De werkstraf moet zijn voltooid binnen een jaar na het onherroepelijk worden van dit vonnis. De veroordeelde zal zich met betrekking tot de werkstraf gedragen naar de aanwijzingen te geven door of namens de Reclassering Nederland.
Beveelt dat bij de tenuitvoerlegging van de werkstraf de tijd die veroordeelde vóór de tenuitvoerlegging van deze uitspraak in verzekering en in voorlopige hechtenis heeft doorgebracht, in mindering zal worden gebracht.
De rechtbank waardeert de dagen die veroordeelde in verzekering en in voorlopige hechtenis heeft doorgebracht op twee uren werkstraf per dag.
een gevangenisstraf voor de duur van 6 maanden.
Bepaalt dat deze straf niet ten uitvoer zal worden gelegd, tenzij de rechter later anders gelast omdat de veroordeelde zich voor het einde van de op 2 jaren gestelde proeftijd aan een strafbaar feit heeft schuldig gemaakt.
Bepaalt dat de tenuitvoerlegging ook kan worden gelast indien de veroordeelde gedurende de proeftijd de bijzondere voorwaarde niet naleeft.
Stelt als bijzondere voorwaarde:
- de veroordeelde zal zich gedurende de proeftijd gedragen naar voorschriften en aanwijzingen te geven door of namens de Reclassering van het Leger des Heils te Groningen, zolang deze instelling dat gedurende de proeftijd nodig oordeelt.

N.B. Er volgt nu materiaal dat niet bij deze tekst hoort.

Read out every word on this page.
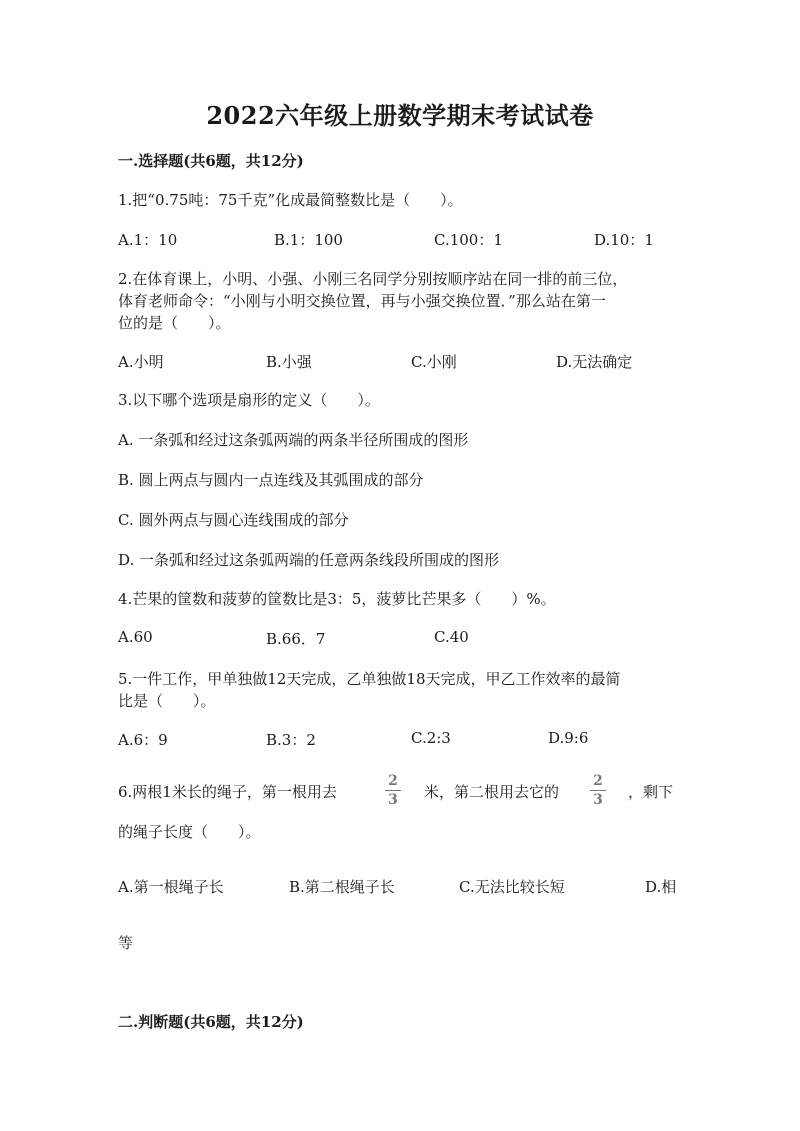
2022六年级上册数学期末考试试卷
一.选择题(共6题，共12分)
1.把“0.75吨：75千克”化成最简整数比是（　　）。
A.1：10	B.1：100	C.100：1	D.10：1
2.在体育课上，小明、小强、小刚三名同学分别按顺序站在同一排的前三位，
体育老师命令：“小刚与小明交换位置，再与小强交换位置．”那么站在第一
位的是（　　）。
A.小明	B.小强	C.小刚	D.无法确定
3.以下哪个选项是扇形的定义（　　）。
A. 一条弧和经过这条弧两端的两条半径所围成的图形
B. 圆上两点与圆内一点连线及其弧围成的部分
C. 圆外两点与圆心连线围成的部分
D. 一条弧和经过这条弧两端的任意两条线段所围成的图形
4.芒果的筐数和菠萝的筐数比是3：5，菠萝比芒果多（　　）%。
A.60	B.66．7	C.40
5.一件工作，甲单独做12天完成，乙单独做18天完成，甲乙工作效率的最简
比是（　　）。
A.6：9	B.3：2	C.2:3	D.9:6
6.两根1米长的绳子，第一根用去
2
3 米，第二根用去它的
2
3 ，剩下
的绳子长度（　　）。
A.第一根绳子长	B.第二根绳子长	C.无法比较长短	D.相
等
二.判断题(共6题，共12分)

Draagt deze instelling op om de veroordeelde hulp en steun te verlenen bij de naleving van de bijzondere voorwaarde.
- de hiervoor bedoelde voorschriften en aanwijzingen kunnen ook inhouden dat de veroordeelde een op seksualiteit toegespitste cursus zal volgen via de Ambulante Forensische Psychiatrie Noord-Nederland of een andere door de reclasseringsinstelling aan te wijzen instelling.
Dit vonnis is aldus gewezen door mrs. H.L. Stuiver, voorzitter, F.J. Agema en H.J. Bastin, in tegenwoordigheid van A. den Held, als griffier en uitgesproken op de openbare terechtzitting van 21 december 2007.